Louisville’s Humana Tower slated for two-tower, 1,000-room convention hotel redevelopment starting in 2027

A landmark office tower is being repositioned for tourism and convention growth
Downtown Louisville’s 27-story Humana Tower at 500 W. Main St. is slated to be converted into a dual-tower, approximately 1,000-room convention-oriented hotel complex under a redevelopment plan announced Feb. 3, 2026. The proposal centers on reusing the existing postmodern tower—widely recognized for its Michael Graves–designed exterior—while adding a connected new-construction component on the same block.
The redevelopment is being advanced by Louisville-based Poe Companies, with public statements placing the overall project cost in a range of roughly $600 million to $700 million. Construction is expected to begin in 2027, with an estimated timeline of three to four years for completion.
Project scope: rooms, ballrooms, and meeting space
Plans described publicly frame the project as a convention center hotel intended to expand Louisville’s ability to host larger meetings and citywide events. The program includes hotel rooms paired with significant event infrastructure designed to serve conventions and large gatherings.
- Approximately 1,000 hotel rooms across the redevelopment
- More than 100,000 square feet of meeting space
- A roughly 40,000-square-foot grand ballroom, along with additional ballroom/meeting areas
- Food-and-beverage components, including restaurants
- New-building elements planned to connect with and complement the existing tower’s architecture
Developers have also indicated they are in discussions with multiple major hotel brands, and that a final flag/brand had not been selected at the time of the announcement.
Why the building is available: Humana’s departure and downtown office vacancy pressures
The tower has been in transition since Humana’s decision to leave the building as it consolidated employees into other downtown facilities and reduced its overall office footprint amid hybrid and remote work trends. Humana announced in February 2024 that it would vacate the Main Street tower, and later moved toward selling the property. The building has since been largely empty, adding to the broader challenge of filling large-format office space in many U.S. downtowns.

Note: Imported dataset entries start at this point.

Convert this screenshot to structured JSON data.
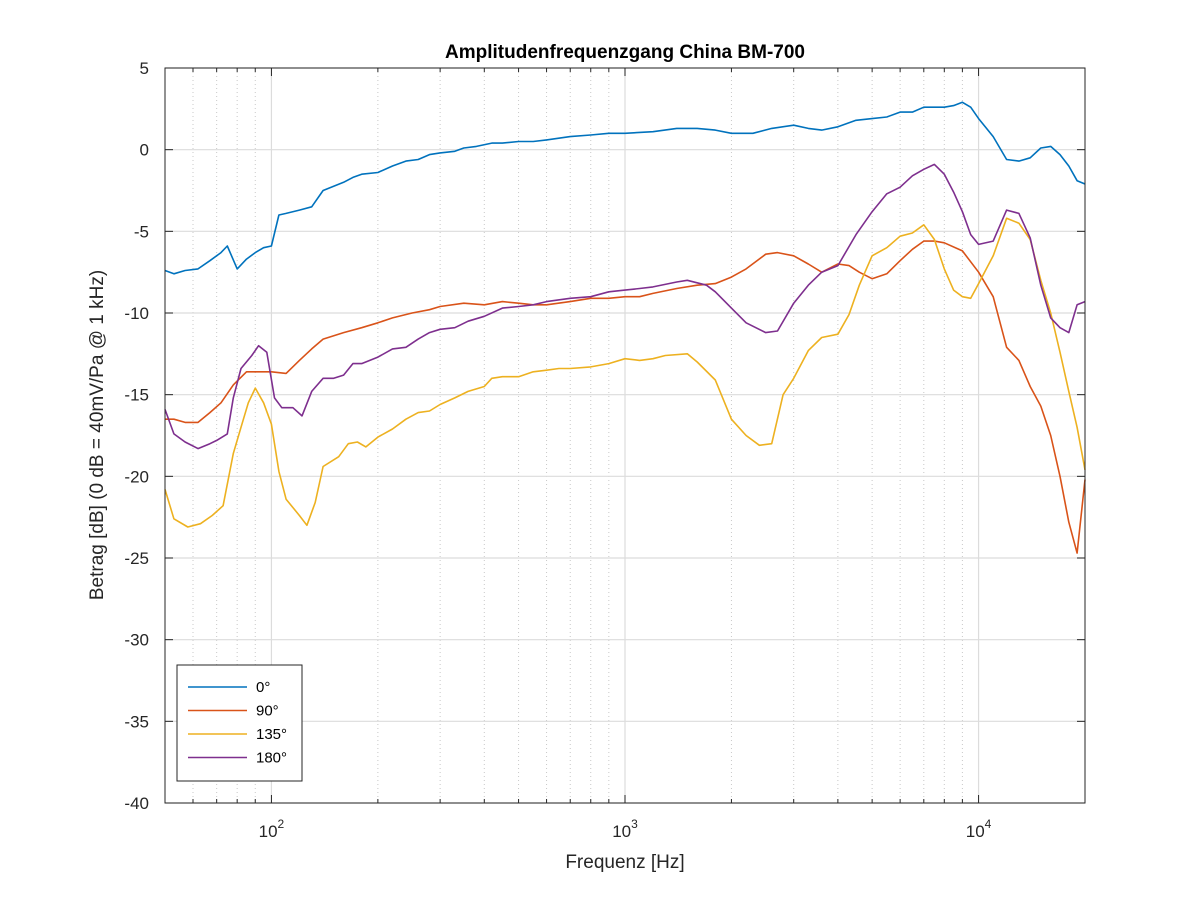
{
  "chart_data": {
    "type": "line",
    "title": "Amplitudenfrequenzgang China BM-700",
    "xlabel": "Frequenz [Hz]",
    "ylabel": "Betrag [dB] (0 dB = 40mV/Pa @ 1 kHz)",
    "xscale": "log",
    "xlim": [
      50,
      20000
    ],
    "ylim": [
      -40,
      5
    ],
    "yticks": [
      5,
      0,
      -5,
      -10,
      -15,
      -20,
      -25,
      -30,
      -35,
      -40
    ],
    "xticks": [
      {
        "value": 100,
        "base": "10",
        "exp": "2"
      },
      {
        "value": 1000,
        "base": "10",
        "exp": "3"
      },
      {
        "value": 10000,
        "base": "10",
        "exp": "4"
      }
    ],
    "grid": true,
    "legend": "bottom-left",
    "series": [
      {
        "name": "0°",
        "color": "#0072BD",
        "points": [
          [
            50,
            -7.4
          ],
          [
            53,
            -7.6
          ],
          [
            57,
            -7.4
          ],
          [
            62,
            -7.3
          ],
          [
            67,
            -6.8
          ],
          [
            72,
            -6.3
          ],
          [
            75,
            -5.9
          ],
          [
            80,
            -7.3
          ],
          [
            85,
            -6.7
          ],
          [
            90,
            -6.3
          ],
          [
            95,
            -6.0
          ],
          [
            100,
            -5.9
          ],
          [
            105,
            -4.0
          ],
          [
            110,
            -3.9
          ],
          [
            120,
            -3.7
          ],
          [
            130,
            -3.5
          ],
          [
            140,
            -2.5
          ],
          [
            160,
            -2.0
          ],
          [
            170,
            -1.7
          ],
          [
            180,
            -1.5
          ],
          [
            200,
            -1.4
          ],
          [
            220,
            -1.0
          ],
          [
            240,
            -0.7
          ],
          [
            260,
            -0.6
          ],
          [
            280,
            -0.3
          ],
          [
            300,
            -0.2
          ],
          [
            330,
            -0.1
          ],
          [
            350,
            0.1
          ],
          [
            380,
            0.2
          ],
          [
            420,
            0.4
          ],
          [
            450,
            0.4
          ],
          [
            500,
            0.5
          ],
          [
            550,
            0.5
          ],
          [
            600,
            0.6
          ],
          [
            700,
            0.8
          ],
          [
            800,
            0.9
          ],
          [
            900,
            1.0
          ],
          [
            1000,
            1.0
          ],
          [
            1200,
            1.1
          ],
          [
            1400,
            1.3
          ],
          [
            1600,
            1.3
          ],
          [
            1800,
            1.2
          ],
          [
            2000,
            1.0
          ],
          [
            2300,
            1.0
          ],
          [
            2600,
            1.3
          ],
          [
            3000,
            1.5
          ],
          [
            3300,
            1.3
          ],
          [
            3600,
            1.2
          ],
          [
            4000,
            1.4
          ],
          [
            4500,
            1.8
          ],
          [
            5000,
            1.9
          ],
          [
            5500,
            2.0
          ],
          [
            6000,
            2.3
          ],
          [
            6500,
            2.3
          ],
          [
            7000,
            2.6
          ],
          [
            7500,
            2.6
          ],
          [
            8000,
            2.6
          ],
          [
            8500,
            2.7
          ],
          [
            9000,
            2.9
          ],
          [
            9500,
            2.6
          ],
          [
            10000,
            1.9
          ],
          [
            11000,
            0.8
          ],
          [
            12000,
            -0.6
          ],
          [
            13000,
            -0.7
          ],
          [
            14000,
            -0.5
          ],
          [
            15000,
            0.1
          ],
          [
            16000,
            0.2
          ],
          [
            17000,
            -0.3
          ],
          [
            18000,
            -1.0
          ],
          [
            19000,
            -1.9
          ],
          [
            20000,
            -2.1
          ]
        ]
      },
      {
        "name": "90°",
        "color": "#D95319",
        "points": [
          [
            50,
            -16.5
          ],
          [
            53,
            -16.5
          ],
          [
            57,
            -16.7
          ],
          [
            62,
            -16.7
          ],
          [
            67,
            -16.1
          ],
          [
            72,
            -15.5
          ],
          [
            78,
            -14.4
          ],
          [
            85,
            -13.6
          ],
          [
            90,
            -13.6
          ],
          [
            100,
            -13.6
          ],
          [
            110,
            -13.7
          ],
          [
            120,
            -12.9
          ],
          [
            130,
            -12.2
          ],
          [
            140,
            -11.6
          ],
          [
            160,
            -11.2
          ],
          [
            180,
            -10.9
          ],
          [
            200,
            -10.6
          ],
          [
            220,
            -10.3
          ],
          [
            250,
            -10.0
          ],
          [
            280,
            -9.8
          ],
          [
            300,
            -9.6
          ],
          [
            350,
            -9.4
          ],
          [
            400,
            -9.5
          ],
          [
            450,
            -9.3
          ],
          [
            500,
            -9.4
          ],
          [
            550,
            -9.5
          ],
          [
            600,
            -9.5
          ],
          [
            700,
            -9.3
          ],
          [
            800,
            -9.1
          ],
          [
            900,
            -9.1
          ],
          [
            1000,
            -9.0
          ],
          [
            1100,
            -9.0
          ],
          [
            1200,
            -8.8
          ],
          [
            1400,
            -8.5
          ],
          [
            1600,
            -8.3
          ],
          [
            1800,
            -8.2
          ],
          [
            2000,
            -7.8
          ],
          [
            2200,
            -7.3
          ],
          [
            2500,
            -6.4
          ],
          [
            2700,
            -6.3
          ],
          [
            3000,
            -6.5
          ],
          [
            3300,
            -7.0
          ],
          [
            3600,
            -7.5
          ],
          [
            4000,
            -7.0
          ],
          [
            4300,
            -7.1
          ],
          [
            4600,
            -7.5
          ],
          [
            5000,
            -7.9
          ],
          [
            5500,
            -7.6
          ],
          [
            6000,
            -6.8
          ],
          [
            6500,
            -6.1
          ],
          [
            7000,
            -5.6
          ],
          [
            7500,
            -5.6
          ],
          [
            8000,
            -5.7
          ],
          [
            9000,
            -6.2
          ],
          [
            10000,
            -7.5
          ],
          [
            11000,
            -9.0
          ],
          [
            12000,
            -12.1
          ],
          [
            13000,
            -12.9
          ],
          [
            14000,
            -14.5
          ],
          [
            15000,
            -15.7
          ],
          [
            16000,
            -17.5
          ],
          [
            17000,
            -20.0
          ],
          [
            18000,
            -22.8
          ],
          [
            19000,
            -24.7
          ],
          [
            20000,
            -20.2
          ]
        ]
      },
      {
        "name": "135°",
        "color": "#EDB120",
        "points": [
          [
            50,
            -20.8
          ],
          [
            53,
            -22.6
          ],
          [
            58,
            -23.1
          ],
          [
            63,
            -22.9
          ],
          [
            68,
            -22.4
          ],
          [
            73,
            -21.8
          ],
          [
            78,
            -18.6
          ],
          [
            82,
            -17.0
          ],
          [
            86,
            -15.5
          ],
          [
            90,
            -14.6
          ],
          [
            95,
            -15.5
          ],
          [
            100,
            -16.8
          ],
          [
            105,
            -19.7
          ],
          [
            110,
            -21.4
          ],
          [
            120,
            -22.4
          ],
          [
            126,
            -23.0
          ],
          [
            133,
            -21.6
          ],
          [
            140,
            -19.4
          ],
          [
            155,
            -18.8
          ],
          [
            165,
            -18.0
          ],
          [
            175,
            -17.9
          ],
          [
            185,
            -18.2
          ],
          [
            200,
            -17.6
          ],
          [
            220,
            -17.1
          ],
          [
            240,
            -16.5
          ],
          [
            260,
            -16.1
          ],
          [
            280,
            -16.0
          ],
          [
            300,
            -15.6
          ],
          [
            330,
            -15.2
          ],
          [
            360,
            -14.8
          ],
          [
            400,
            -14.5
          ],
          [
            420,
            -14.0
          ],
          [
            450,
            -13.9
          ],
          [
            500,
            -13.9
          ],
          [
            550,
            -13.6
          ],
          [
            600,
            -13.5
          ],
          [
            650,
            -13.4
          ],
          [
            700,
            -13.4
          ],
          [
            800,
            -13.3
          ],
          [
            900,
            -13.1
          ],
          [
            1000,
            -12.8
          ],
          [
            1100,
            -12.9
          ],
          [
            1200,
            -12.8
          ],
          [
            1300,
            -12.6
          ],
          [
            1500,
            -12.5
          ],
          [
            1600,
            -13.0
          ],
          [
            1800,
            -14.1
          ],
          [
            2000,
            -16.5
          ],
          [
            2200,
            -17.5
          ],
          [
            2400,
            -18.1
          ],
          [
            2600,
            -18.0
          ],
          [
            2800,
            -15.0
          ],
          [
            3000,
            -14.0
          ],
          [
            3300,
            -12.3
          ],
          [
            3600,
            -11.5
          ],
          [
            4000,
            -11.3
          ],
          [
            4300,
            -10.1
          ],
          [
            4600,
            -8.3
          ],
          [
            5000,
            -6.5
          ],
          [
            5500,
            -6.0
          ],
          [
            6000,
            -5.3
          ],
          [
            6500,
            -5.1
          ],
          [
            7000,
            -4.6
          ],
          [
            7500,
            -5.5
          ],
          [
            8000,
            -7.3
          ],
          [
            8500,
            -8.6
          ],
          [
            9000,
            -9.0
          ],
          [
            9500,
            -9.1
          ],
          [
            10000,
            -8.2
          ],
          [
            11000,
            -6.5
          ],
          [
            12000,
            -4.2
          ],
          [
            13000,
            -4.5
          ],
          [
            14000,
            -5.5
          ],
          [
            15000,
            -8.0
          ],
          [
            16000,
            -10.0
          ],
          [
            17000,
            -12.4
          ],
          [
            18000,
            -14.8
          ],
          [
            19000,
            -17.0
          ],
          [
            20000,
            -19.6
          ]
        ]
      },
      {
        "name": "180°",
        "color": "#7E2F8E",
        "points": [
          [
            50,
            -15.9
          ],
          [
            53,
            -17.4
          ],
          [
            57,
            -17.9
          ],
          [
            62,
            -18.3
          ],
          [
            67,
            -18.0
          ],
          [
            70,
            -17.8
          ],
          [
            75,
            -17.4
          ],
          [
            78,
            -15.2
          ],
          [
            82,
            -13.4
          ],
          [
            88,
            -12.6
          ],
          [
            92,
            -12.0
          ],
          [
            97,
            -12.4
          ],
          [
            102,
            -15.2
          ],
          [
            107,
            -15.8
          ],
          [
            115,
            -15.8
          ],
          [
            122,
            -16.3
          ],
          [
            130,
            -14.8
          ],
          [
            140,
            -14.0
          ],
          [
            150,
            -14.0
          ],
          [
            160,
            -13.8
          ],
          [
            170,
            -13.1
          ],
          [
            180,
            -13.1
          ],
          [
            200,
            -12.7
          ],
          [
            220,
            -12.2
          ],
          [
            240,
            -12.1
          ],
          [
            260,
            -11.6
          ],
          [
            280,
            -11.2
          ],
          [
            300,
            -11.0
          ],
          [
            330,
            -10.9
          ],
          [
            360,
            -10.5
          ],
          [
            400,
            -10.2
          ],
          [
            450,
            -9.7
          ],
          [
            500,
            -9.6
          ],
          [
            550,
            -9.5
          ],
          [
            600,
            -9.3
          ],
          [
            700,
            -9.1
          ],
          [
            800,
            -9.0
          ],
          [
            900,
            -8.7
          ],
          [
            1000,
            -8.6
          ],
          [
            1100,
            -8.5
          ],
          [
            1200,
            -8.4
          ],
          [
            1400,
            -8.1
          ],
          [
            1500,
            -8.0
          ],
          [
            1700,
            -8.3
          ],
          [
            1800,
            -8.7
          ],
          [
            2000,
            -9.7
          ],
          [
            2200,
            -10.6
          ],
          [
            2500,
            -11.2
          ],
          [
            2700,
            -11.1
          ],
          [
            3000,
            -9.4
          ],
          [
            3300,
            -8.3
          ],
          [
            3600,
            -7.5
          ],
          [
            4000,
            -7.1
          ],
          [
            4500,
            -5.2
          ],
          [
            5000,
            -3.8
          ],
          [
            5500,
            -2.7
          ],
          [
            6000,
            -2.3
          ],
          [
            6500,
            -1.6
          ],
          [
            7000,
            -1.2
          ],
          [
            7500,
            -0.9
          ],
          [
            8000,
            -1.5
          ],
          [
            8500,
            -2.6
          ],
          [
            9000,
            -3.8
          ],
          [
            9500,
            -5.2
          ],
          [
            10000,
            -5.8
          ],
          [
            11000,
            -5.6
          ],
          [
            12000,
            -3.7
          ],
          [
            13000,
            -3.9
          ],
          [
            14000,
            -5.4
          ],
          [
            15000,
            -8.3
          ],
          [
            16000,
            -10.3
          ],
          [
            17000,
            -10.9
          ],
          [
            18000,
            -11.2
          ],
          [
            19000,
            -9.5
          ],
          [
            20000,
            -9.3
          ]
        ]
      }
    ]
  }
}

Separately, the tower’s redevelopment context includes prior, publicly disclosed structural concerns that became part of litigation tied to design and construction work dating to the building’s early-1980s origin. Portions of that dispute were reported as partially settled in 2025.
Downtown implications: convention competitiveness, adjacent properties, and timing
If executed as described, the project would become one of Louisville’s largest hotels and would sit near key downtown destinations, including Museum Row, the Belvedere, and the KFC Yum! Center. Civic leaders have positioned the hotel as a capacity play—intended to strengthen Louisville’s competitiveness for conventions that require a large, centrally located headquarters hotel.
The plan is scheduled to move into pre-construction and design phases in 2026, with construction targeted to start in 2027 and continue for several years.
Publicly discussed deal structure elements include contractual arrangements and property control for parts of the surrounding block associated with the project’s new construction. Detailed architectural renderings and final brand selection were still pending at the time the redevelopment was announced.
As next steps, anticipated milestones include finalizing property transactions, selecting a hotel brand, completing design work, and defining any public participation that may be sought for a project of this scale.